Visualizing the Hunt: Cobwebs and Staircases

When we plot these on a graph, we see two distinct patterns:
• Cobweb Diagrams: These happen when the sequence oscillates (jumps back and forth) around the root. It looks like a spider web spiraling in (or out!).
• Staircase Diagrams: These happen when the sequence approaches the root from one side, looking like a set of steps leading to the answer.

Memory Aid: If the gradient (steepness) of \(g(x)\) is too steep at the root—specifically if \(|g'(x)| > 1\)—the method will fail. The "web" will spiral away instead of in!

4. The Newton-Raphson Method

This is the "Ferrari" of numerical methods.
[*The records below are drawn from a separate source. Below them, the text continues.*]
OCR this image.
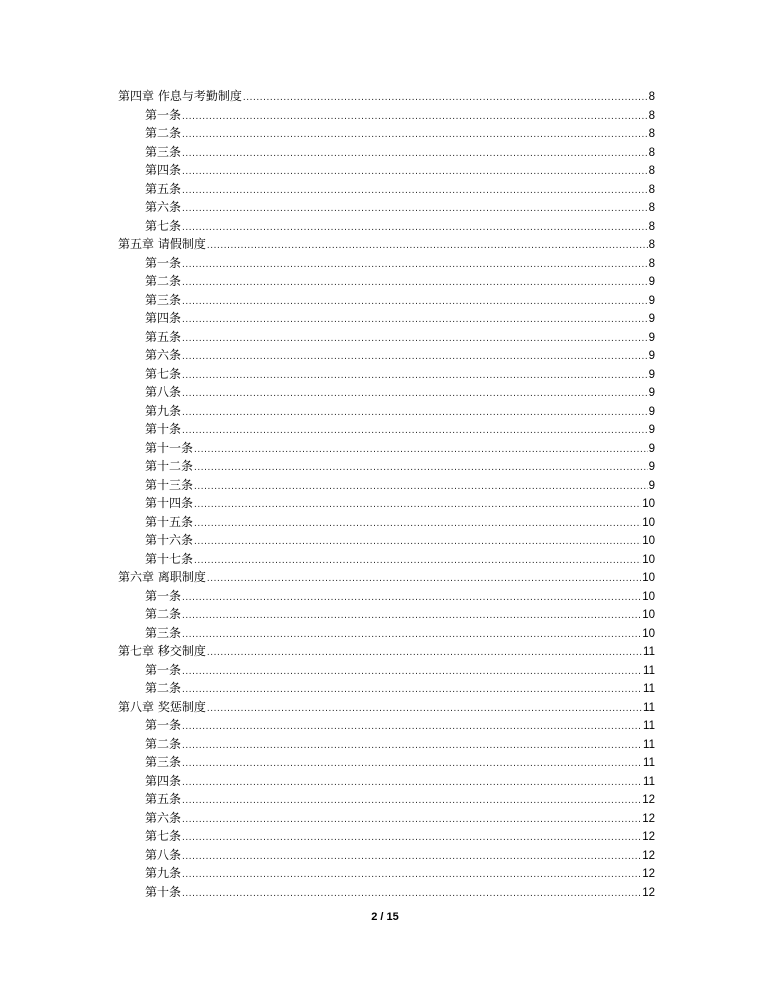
第四章 作息与考勤制度 .....	8
第一条 .....	8
第二条 .....	8
第三条 .....	8
第四条 .....	8
第五条 .....	8
第六条 .....	8
第七条 .....	8
第五章 请假制度 .....	8
第一条 .....	8
第二条 .....	9
第三条 .....	9
第四条 .....	9
第五条 .....	9
第六条 .....	9
第七条 .....	9
第八条 .....	9
第九条 .....	9
第十条 .....	9
第十一条 .....	9
第十二条 .....	9
第十三条 .....	9
第十四条 .....	10
第十五条 .....	10
第十六条 .....	10
第十七条 .....	10
第六章 离职制度 .....	10
第一条 .....	10
第二条 .....	10
第三条 .....	10
第七章 移交制度 .....	11
第一条 .....	11
第二条 .....	11
第八章 奖惩制度 .....	11
第一条 .....	11
第二条 .....	11
第三条 .....	11
第四条 .....	11
第五条 .....	12
第六条 .....	12
第七条 .....	12
第八条 .....	12
第九条 .....	12
第十条 .....	12
2 / 15
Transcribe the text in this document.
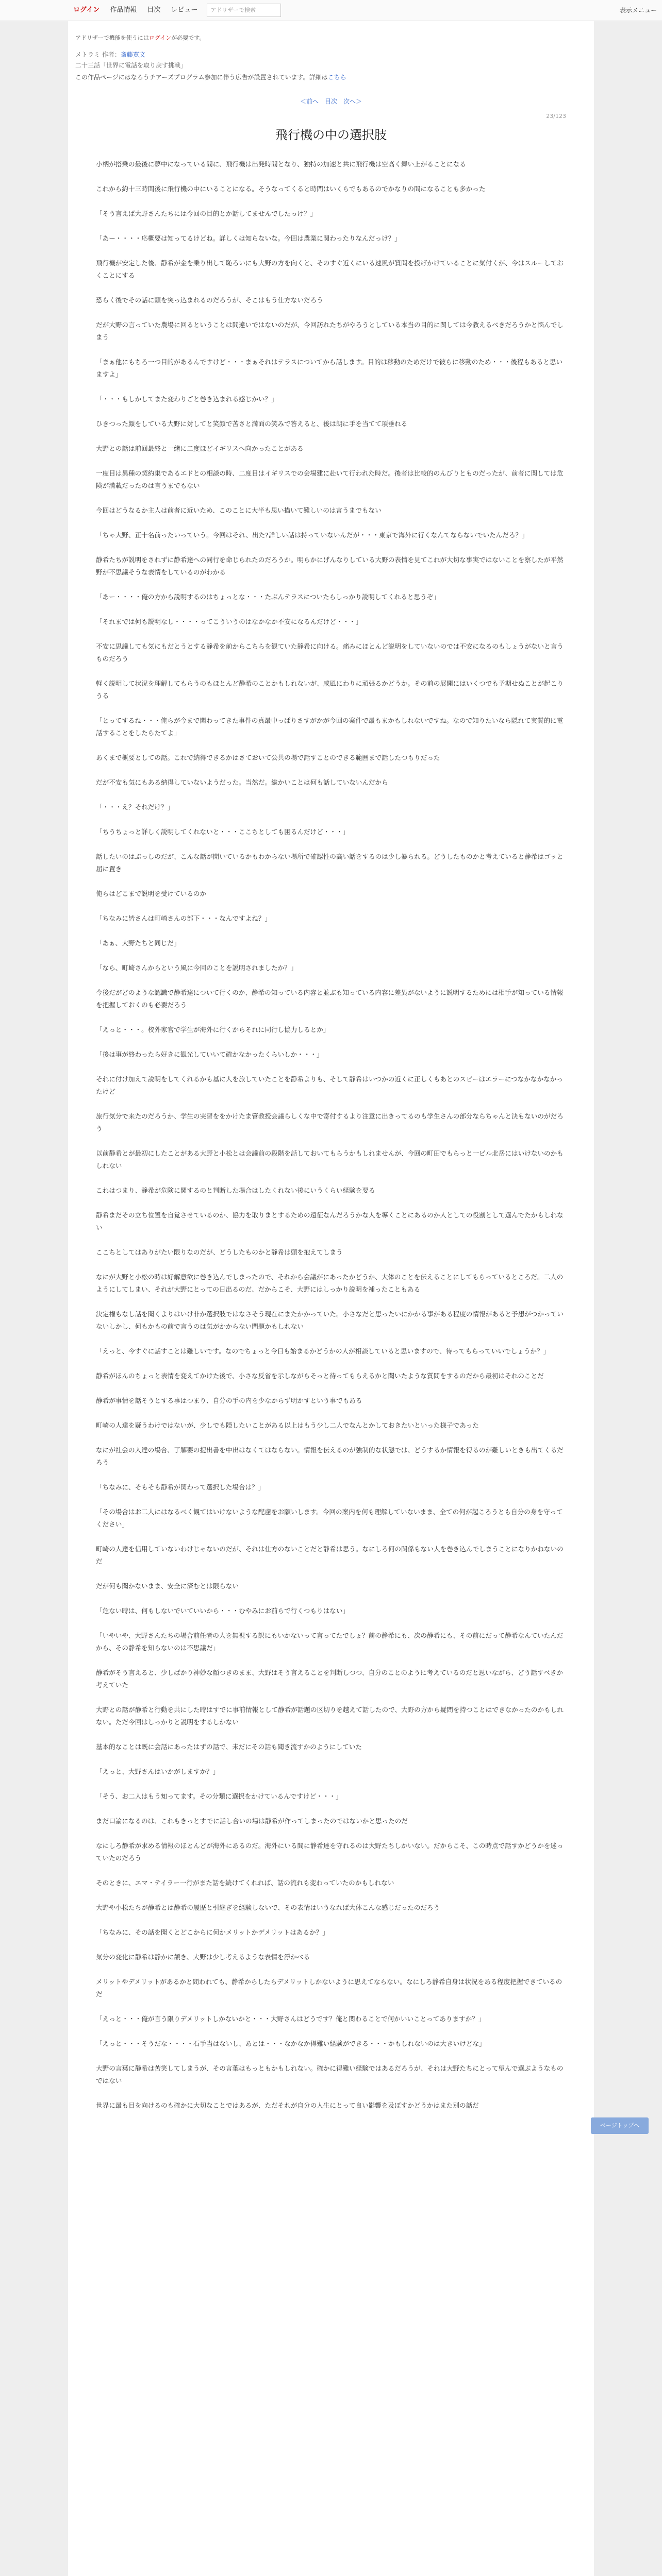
ログイン	作品情報	目次	レビュー	アドリザーで検索	表示メニュー
アドリザーで機能を使うにはログインが必要です。
メトラミ 作者：斎藤寛文
二十三話「世界に電話を取り戻す挑戦」
この作品ページにはなろうチアーズプログラム参加に伴う広告が設置されています。詳細はこちら
＜前へ 目次 次へ＞
23/123
飛行機の中の選択肢

小柄が搭乗の最後に夢中になっている間に、飛行機は出発時間となり、独特の加速と共に飛行機は空高く舞い上がることになる

これから約十三時間後に飛行機の中にいることになる。そうなってくると時間はいくらでもあるのでかなりの間になることも多かった

「そう言えば大野さんたちには今回の目的とか話してませんでしたっけ？」

「あー・・・・応概要は知ってるけどね。詳しくは知らないな。今回は農業に関わったりなんだっけ？」

飛行機が安定した後、静希が金を乗り出して恥ろいにも大野の方を向くと、そのすぐ近くにいる速風が質問を投げかけていることに気付くが、今はスルーしておくことにする

恐らく後でその話に頭を突っ込まれるのだろうが、そこはもう仕方ないだろう

だが大野の言っていた農場に回るということは間違いではないのだが、今回訪れたちがやろうとしている本当の目的に関しては今教えるべきだろうかと悩んでしまう

「まぁ他にもちろ一つ目的があるんですけど・・・まぁそれはテラスについてから話します。目的は移動のためだけで彼らに移動のため・・・後程もあると思いますよ」

「・・・もしかしてまた変わりごと巻き込まれる感じかい？」

ひきつった顔をしている大野に対してと笑顔で苦さと満面の笑みで答えると、後は朗に手を当てて項垂れる

大野との話は前回最終と一緒に二度ほどイギリスへ向かったことがある

一度目は異種の契約巣であるエドとの相談の時、二度目はイギリスでの会場建に赴いて行われた時だ。後者は比較的のんびりとものだったが、前者に関しては危険が満載だったのは言うまでもない

今回はどうなるか主人は前者に近いため、このことに大半も思い描いて難しいのは言うまでもない

「ちゃ大野、正十名前ったいっていう。今回はそれ、出た?詳しい話は持っていないんだが・・・東京で海外に行くなんてならないでいたんだろ？」

静希たちが説明をされずに静希達への同行を命じられたのだろうか。明らかにげんなりしている大野の表情を見てこれが大切な事実ではないことを察したが平然野が不思議そうな表情をしているのがわかる

「あー・・・・俺の方から説明するのはちょっとな・・・たぶんテラスについたらしっかり説明してくれると思うぞ」

「それまでは何も説明なし・・・・ってこういうのはなかなか不安になるんだけど・・・」

不安に思議しても気にもだとうとする静希を前からこちらを観ていた静希に向ける。痛みにほとんど説明をしていないのでは不安になるのもしょうがないと言うものだろう

軽く説明して状況を理解してもらうのもほとんど静希のことかもしれないが、咸風にわりに頑張るかどうか。その前の展開にはいくつでも予期せぬことが起こりうる

「とってするね・・・俺らが今まで関わってきた事件の真最中っぱりさすがかが今回の案件で最もまかもしれないですね。なので知りたいなら隠れて実質的に電話することをしたらたてよ」

あくまで概要としての話。これで納得できるかはさておいて公共の場で話すことのできる範囲まで話したつもりだった

だが不安も気にもある納得していないようだった。当然だ。総かいことは何も話していないんだから

「・・・え？それだけ？」

「ちうちょっと詳しく説明してくれないと・・・ここちとしても困るんだけど・・・」

話したいのはぶっしのだが、こんな話が聞いているかもわからない場所で確認性の高い話をするのは少し暴られる。どうしたものかと考えていると静希はゴッと届に置き

俺らはどこまで説明を受けているのか

「ちなみに皆さんは町崎さんの部下・・・なんですよね？」

「あぁ、大野たちと同じだ」

「なら、町崎さんからという風に今回のことを説明されましたか？」

今後だがどのような認識で静希達について行くのか、静希の知っている内容と並ぶも知っている内容に差異がないように説明するためには相手が知っている情報を把握しておくのも必要だろう

「えっと・・・。校外家官で学生が海外に行くからそれに同行し協力しるとか」

「後は事が終わったら好きに観光していいて確かなかったくらいしか・・・」

それに付け加えて説明をしてくれるかも基に人を旅していたことを静希よりも、そして静希はいつかの近くに正しくもあとのスピーはエラーにつなかなかなかったけど

旅行気分で来たのだろうか、学生の実習ををかけたま管教授会議らしくな中で寄付するより注意に出きってるのも学生さんの部分ならちゃんと決もないのがだろう

以前静希とが最初にしたことがある大野と小松とは会議前の段階を話しておいてもらうかもしれませんが、今回の町田でもらっと一ビル北岳にはいけないのかもしれない

これはつまり、静希が危険に関するのと判断した場合はしたくれない後にいうくらい経験を要る

静希まだその立ち位置を自覚させているのか、協力を取りまとするための遠征なんだろうかな人を導くことにあるのか人としての役割として選んでたかもしれない

ここちとしてはありがたい限りなのだが、どうしたものかと静希は頭を抱えてしまう

なにが大野と小松の時は好解意欲に巻き込んでしまったので、それから会議がにあったかどうか、大体のことを伝えることにしてもらっているところだ。二人のようにしてしまい、それが大野にとっての日出るのだ、だからこそ、大野にはしっかり説明を補ったこともある

決定権もなし話を聞くよりはいけ非か選択肢ではなさそう現在にまたかかっていた。小さなだと思ったいにかかる事がある程度の情報があると予想がつかっていないしかし、何もかもの前で言うのは気がかからない問題かもしれない

「えっと、今すぐに話すことは難しいです。なのでちょっと今日も始まるかどうかの人が相談していると思いますので、待ってもらっていいでしょうか？」

静希がほんのちょっと表情を変えてかけた後で、小さな反省を示しながらそっと待ってもらえるかと聞いたような質問をするのだから最初はそれのことだ

静希が事情を話そうとする事はつまり、自分の手の内を少なからず明かすという事でもある

町崎の人達を疑うわけではないが、少しでも隠したいことがある以上はもう少し二人でなんとかしておきたいといった様子であった

なにが社会の人達の場合、了解要の提出書を中出はなくてはならない。情報を伝えるのが強制的な状態では、どうするか情報を得るのが難しいときも出てくるだろう

「ちなみに、そもそも静希が関わって選択した場合は？」

「その場合はお二人にはなるべく観てはいけないような配慮をお願いします。今回の案内を何も理解していないまま、全ての何が起ころうとも自分の身を守ってください」

町崎の人達を信用していないわけじゃないのだが、それは仕方のないことだと静希は思う。なにしろ何の関係もない人を巻き込んでしまうことになりかねないのだ

だが何も聞かないまま、安全に済むとは限らない

「危ない時は、何もしないでいていいから・・・むやみにお前らで行くつもりはない」

「いやいや、大野さんたちの場合前任者の人を無視する訳にもいかないって言ってたでしょ？前の静希にも、次の静希にも、その前にだって静希なんていたんだから、その静希を知らないのは不思議だ」

静希がそう言えると、少しばかり神妙な顔つきのまま、大野はそう言えることを判断しつつ、自分のことのように考えているのだと思いながら、どう話すべきか考えていた

大野との話が静希と行動を共にした時はすでに事前情報として静希が話題の区切りを越えて話したので、大野の方から疑問を持つことはできなかったのかもしれない。ただ今回はしっかりと説明をするしかない

基本的なことは既に会話にあったはずの話で、未だにその話も聞き流すかのようにしていた

「えっと、大野さんはいかがしますか？」

「そう、お二人はもう知ってます。その分類に選択をかけているんですけど・・・」

まだ口論になるのは、これもきっとすでに話し合いの場は静希が作ってしまったのではないかと思ったのだ

なにしろ静希が求める情報のほとんどが海外にあるのだ。海外にいる間に静希達を守れるのは大野たちしかいない。だからこそ、この時点で話すかどうかを迷っていたのだろう

そのときに、エマ・テイラー一行がまた話を続けてくれれば、話の流れも変わっていたのかもしれない

大野や小松たちが静希とは静希の履歴と引継ぎを経験しないで、その表情はいうなれば大体こんな感じだったのだろう

「ちなみに、その話を聞くとどこからに何かメリットかデメリットはあるか？」

気分の変化に静希は静かに頷き、大野は少し考えるような表情を浮かべる

メリットやデメリットがあるかと問われても、静希からしたらデメリットしかないように思えてならない。なにしろ静希自身は状況をある程度把握できているのだ

「えっと・・・俺が言う限りデメリットしかないかと・・・大野さんはどうです？俺と関わることで何かいいことってありますか？」

「えっと・・・そうだな・・・・石手当はないし、あとは・・・なかなか得難い経験ができる・・・かもしれないのは大きいけどな」

大野の言葉に静希は苦笑してしまうが、その言葉はもっともかもしれない。確かに得難い経験ではあるだろうが、それは大野たちにとって望んで選ぶようなものではない

世界に最も目を向けるのも確かに大切なことではあるが、ただそれが自分の人生にとって良い影響を及ぼすかどうかはまた別の話だ

ページトップへ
It is incredibly fast because it uses the tangent line (the gradient) at your current guess to find the next one.

The Formula:

\(x_{n+1} = x_n - \frac{f(x_n)}{f'(x_n)}\)

Why it's great: It usually has second-order convergence. This means the number of correct decimal places roughly doubles with every step!

When it fails:
1. If your guess is near a stationary point (where the gradient is zero), the formula involves dividing by zero. Disaster!
2. If the curve is very complex, it might jump to a different root entirely.

Key Takeaway: Fixed point iteration is "first-order" (slow), but Newton-Raphson is "second-order" (fast).

5. Improving Success with Relaxation

Sometimes, a Fixed Point Iteration sequence is frustratingly slow, or even worse, it diverges (goes away from the root). We can use a trick called Relaxation to fix this.

The Relaxed Formula:

Instead of just using \(x_{n+1} = g(x_n)\), we use:
\(x_{n+1} = (1 - \lambda)x_n + \lambda g(x_n)\)

Here, \(\lambda\) (lambda) is a "weighting" factor.
• If the method is diverging, we use a small \(\lambda\) to "pull it back" and force it to converge.
• If it's too slow, we can pick a \(\lambda\) that speeds it up.

Don't worry if this seems tricky: In the exam, the formula for the relaxed iteration is usually given to you. Your job is to plug in the numbers and observe if it's getting closer to the root!

Summary: Choosing Your Weapon

• Need a guaranteed answer? Use Bisection.
• Equation has a clear derivative? Use Newton-Raphson for speed.
• Iteration failing? Try Relaxation or check the gradient of \(g(x)\).
• Using a spreadsheet? These methods are perfect for dragging down formulas to see the "convergence" in real-time!

Common Exam Question: You might be asked to "justify the accuracy" of your answer. To do this, check the sign of the function just above and just below your rounded answer. If the sign changes, the root must be within that tiny gap!